The Conrad State 30 Program currently expires: September 30, 2012.History of Conrad State Program extensions.
Congress usually acts after the deadline passes, resulting in retroactive extensions. Recent extensions: October 8, 2008, extended until March 6, 2009 [Pub.L. 110-362]; March 20, 2009, extended until September 30, 2009 [Pub.L. 111-9]; October 28, 2009, extended until September 30, 2012. [Pub.L. 111-83].
Background on the Conrad State 30 Program (Excerpt from the NAFSA Adviser's Manual)
Under the Conrad State 30 Program, a U.S. state’s department of public health or its equivalent may also recommend waivers of the two-year requirement for foreign medical graduates who have obtained graduate medical education or training, if the FMG agrees to practice “primary care or specialty medicine” for three years in an area designated by HHS as having a shortage of health care professionals.

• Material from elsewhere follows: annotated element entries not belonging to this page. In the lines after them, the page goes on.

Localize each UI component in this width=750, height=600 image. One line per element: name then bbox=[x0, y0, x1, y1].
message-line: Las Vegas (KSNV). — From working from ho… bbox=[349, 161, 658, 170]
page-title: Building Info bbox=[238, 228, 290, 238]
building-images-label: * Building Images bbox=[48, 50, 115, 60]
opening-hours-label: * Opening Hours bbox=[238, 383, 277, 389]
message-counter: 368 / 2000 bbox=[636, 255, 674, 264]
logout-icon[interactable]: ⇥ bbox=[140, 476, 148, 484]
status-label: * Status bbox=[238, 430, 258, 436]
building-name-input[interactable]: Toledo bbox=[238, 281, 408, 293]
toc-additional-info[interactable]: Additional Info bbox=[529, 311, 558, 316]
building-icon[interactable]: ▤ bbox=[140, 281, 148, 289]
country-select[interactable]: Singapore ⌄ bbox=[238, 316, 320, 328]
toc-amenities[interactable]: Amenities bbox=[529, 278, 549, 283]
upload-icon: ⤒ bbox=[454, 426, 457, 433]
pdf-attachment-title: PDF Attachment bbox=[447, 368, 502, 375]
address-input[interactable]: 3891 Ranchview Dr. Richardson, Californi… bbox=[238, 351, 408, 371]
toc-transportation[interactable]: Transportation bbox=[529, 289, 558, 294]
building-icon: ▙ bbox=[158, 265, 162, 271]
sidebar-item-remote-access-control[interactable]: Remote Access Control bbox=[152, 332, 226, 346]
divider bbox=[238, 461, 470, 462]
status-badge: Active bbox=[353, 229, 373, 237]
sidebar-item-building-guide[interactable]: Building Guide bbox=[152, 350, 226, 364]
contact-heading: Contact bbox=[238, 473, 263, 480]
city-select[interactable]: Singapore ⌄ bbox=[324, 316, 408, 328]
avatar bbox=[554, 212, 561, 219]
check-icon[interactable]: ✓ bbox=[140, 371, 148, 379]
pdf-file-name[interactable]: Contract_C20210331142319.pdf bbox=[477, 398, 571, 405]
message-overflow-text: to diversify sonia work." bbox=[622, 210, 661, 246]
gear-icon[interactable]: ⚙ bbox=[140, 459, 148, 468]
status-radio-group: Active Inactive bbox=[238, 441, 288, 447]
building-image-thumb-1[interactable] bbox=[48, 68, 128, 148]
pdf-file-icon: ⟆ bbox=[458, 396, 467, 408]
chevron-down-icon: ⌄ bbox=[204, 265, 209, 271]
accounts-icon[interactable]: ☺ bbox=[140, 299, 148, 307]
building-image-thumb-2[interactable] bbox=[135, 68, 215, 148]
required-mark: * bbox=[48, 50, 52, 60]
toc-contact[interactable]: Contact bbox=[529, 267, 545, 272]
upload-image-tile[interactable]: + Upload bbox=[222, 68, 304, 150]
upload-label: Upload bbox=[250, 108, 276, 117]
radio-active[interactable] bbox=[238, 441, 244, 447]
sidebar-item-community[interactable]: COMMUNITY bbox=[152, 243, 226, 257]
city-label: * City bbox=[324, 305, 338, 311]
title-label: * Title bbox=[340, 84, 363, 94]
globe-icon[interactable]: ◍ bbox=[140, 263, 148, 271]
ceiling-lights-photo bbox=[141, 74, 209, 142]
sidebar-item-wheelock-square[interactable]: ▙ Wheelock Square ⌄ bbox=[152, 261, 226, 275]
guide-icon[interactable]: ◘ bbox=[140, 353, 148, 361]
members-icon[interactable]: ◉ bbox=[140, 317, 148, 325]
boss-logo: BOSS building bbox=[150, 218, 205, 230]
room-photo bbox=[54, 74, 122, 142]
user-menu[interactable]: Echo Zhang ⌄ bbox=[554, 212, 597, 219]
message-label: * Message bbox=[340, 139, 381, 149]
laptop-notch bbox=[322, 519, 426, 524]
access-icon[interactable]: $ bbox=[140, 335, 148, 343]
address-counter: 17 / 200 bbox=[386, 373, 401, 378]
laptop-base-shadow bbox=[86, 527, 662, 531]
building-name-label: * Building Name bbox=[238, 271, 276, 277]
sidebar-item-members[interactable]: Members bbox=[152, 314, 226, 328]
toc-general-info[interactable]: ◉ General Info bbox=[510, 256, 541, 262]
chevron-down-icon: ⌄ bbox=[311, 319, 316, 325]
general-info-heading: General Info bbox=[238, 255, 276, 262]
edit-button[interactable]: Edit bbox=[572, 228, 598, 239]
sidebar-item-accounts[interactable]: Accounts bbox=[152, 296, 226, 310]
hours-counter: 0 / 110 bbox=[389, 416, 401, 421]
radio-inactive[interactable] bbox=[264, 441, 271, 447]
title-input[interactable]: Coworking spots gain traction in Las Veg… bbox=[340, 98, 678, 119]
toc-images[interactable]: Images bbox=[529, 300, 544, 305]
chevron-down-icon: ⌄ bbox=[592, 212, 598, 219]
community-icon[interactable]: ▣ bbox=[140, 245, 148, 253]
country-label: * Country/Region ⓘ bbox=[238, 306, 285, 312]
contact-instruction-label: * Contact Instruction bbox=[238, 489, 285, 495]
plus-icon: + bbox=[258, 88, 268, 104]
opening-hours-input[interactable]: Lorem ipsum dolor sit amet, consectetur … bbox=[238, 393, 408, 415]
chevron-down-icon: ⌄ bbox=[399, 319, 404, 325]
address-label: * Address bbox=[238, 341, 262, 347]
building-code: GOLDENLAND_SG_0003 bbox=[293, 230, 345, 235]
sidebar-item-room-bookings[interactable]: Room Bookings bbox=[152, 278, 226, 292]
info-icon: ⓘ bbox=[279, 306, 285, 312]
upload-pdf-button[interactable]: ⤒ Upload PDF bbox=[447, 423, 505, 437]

Each U.S. state is eligible for up to 30 waivers per year, up to five of which can be issued to physicians who practice medicine in areas not designated by HHS as having a shortage of health care professionals, but who do practice in facilities that serve patients who reside in such areas. [INA § 214(l)(1)(B); 8 C.F.R. § 212.7(c)(9)]
Waivers can only be granted to J-1 physicians who were admitted to the United States, or who had otherwise acquired J-1 status prior to a Congressionally-set deadline. That deadline is currently September 30, 2012.

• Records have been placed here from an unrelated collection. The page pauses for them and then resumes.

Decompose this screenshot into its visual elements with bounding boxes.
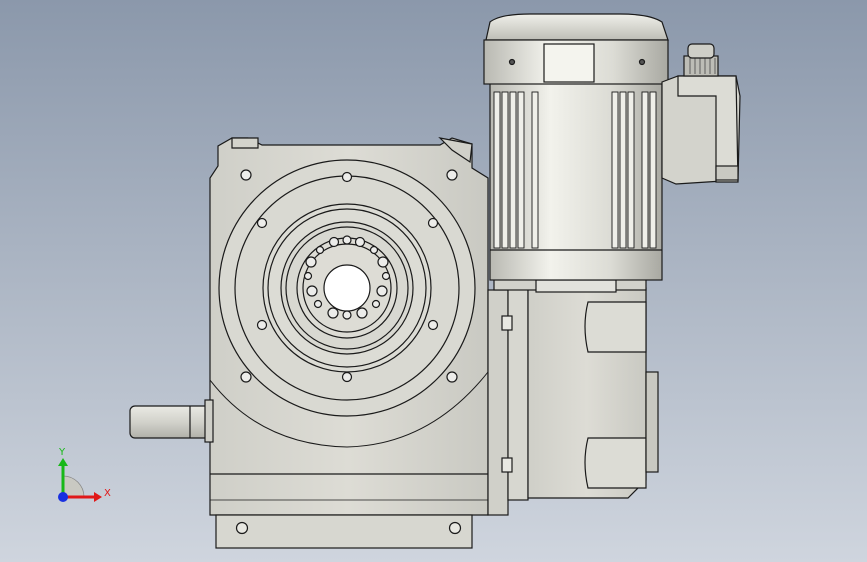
triad-z-axis <box>58 492 68 502</box>
cable-gland <box>683 43 719 77</box>
triad-x-arrowhead <box>94 492 102 502</box>
gearbox-model[interactable] <box>129 13 741 549</box>
triad-y-arrowhead <box>58 458 68 466</box>
terminal-box <box>661 75 741 185</box>
triad-x-label: X <box>104 488 111 499</box>
triad-y-label: Y <box>58 447 66 458</box>
base-foot <box>215 514 473 549</box>
coordinate-triad: X Y <box>58 447 111 502</box>
input-shaft <box>129 399 214 443</box>
gear-housing <box>487 287 659 516</box>
motor-body <box>489 81 663 281</box>
motor-end-cap <box>483 13 669 85</box>
cad-viewport[interactable]: X Y <box>0 0 867 562</box>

The specific requirements for the Conrad State program are identical to the requirements for recommendation by an interested U.S. government agency, with some differences specified in DOS regulations at 22 C.F.R. § 41.63(e), DHS regulations at 8 C.F.R. § 212.7(c)(9), and DOS Waiver Review Division FAQs:
- A letter from the State Department of Public Health’s official designated by the governor, that:
- States that it is in the “public interest” that the physician remain in the United States
- Includes the exchange visitor’s name, country of nationality or last residence, and date of birth
- Identifies the name and address of the medical facility, and
- The relevant Health Professional Shortage Area (HPSA) ID number of the medical shortage area.
- The Department of State maintains an online list of state health department contacts.

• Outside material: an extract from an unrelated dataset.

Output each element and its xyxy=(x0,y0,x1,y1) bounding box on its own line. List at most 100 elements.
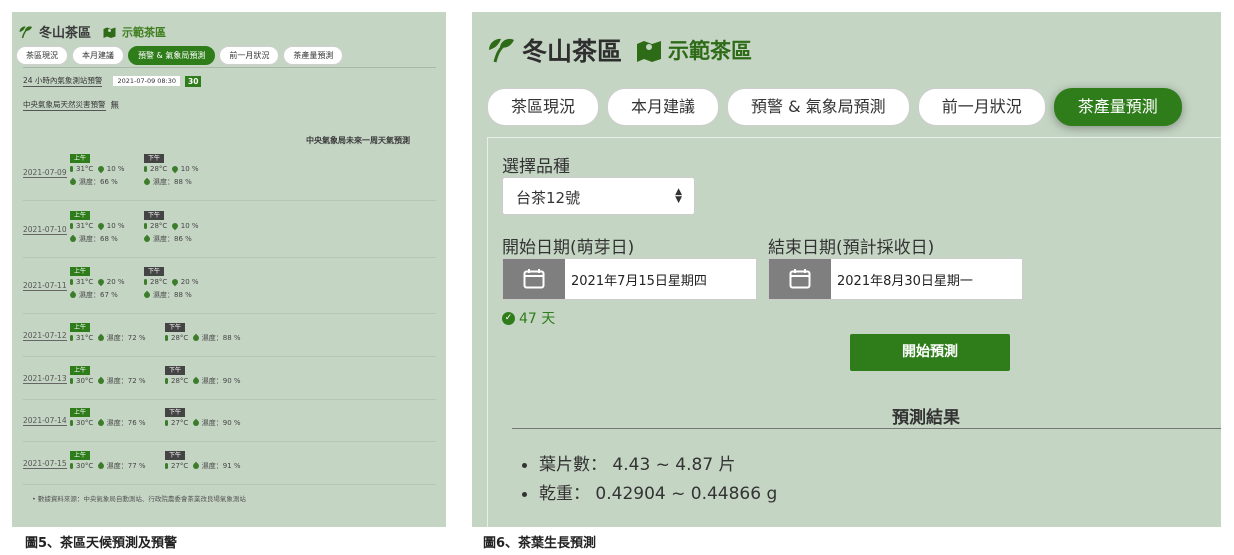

- A letter from the facility that wishes to hire the physician, and evidence that it is in a Health Professional Shortage Area (HPSA) or Medically Underserved Area (MUA).
- An employment contract for full-time employment (no less than 40 hours per week) at a specific health care facility located in an HHS-designated health care shortage area and must agree to begin work within 90 days of receiving the waiver. The contract must be signed by both the exchange visitor physician and the head of the facility.
- The alien must agree that barring extenuating circumstances he or she will remain employed at the same health facility for a minimum of 3 years.
- The alien must agree to practice medicine only in HHS-designated shortage areas during the 3-year period.
- If the foreign medical graduate is contractually obligated to return to his or her home country (as in most cases where the education or training was funded by the home country), the country to which the alien is contractually obligated to return must provide DOS with a statement of no objection, with a notation that the no objection statement is being submitted pursuant to Public Law 104-416.
Violations of these requirements would again subject the alien to the home-residency requirement.
On approval of the waiver by both DOS and USCIS, the beneficiary (and accompanying dependents) is eligible to change status to H-1B, without having to travel outside the United States for consular processing. Those receiving the waiver must remain in H-1B status for the 3-year period of employment before their waiver “vests.” It is not until the waiver “vests” that the alien would become eligible to apply for permanent resident status.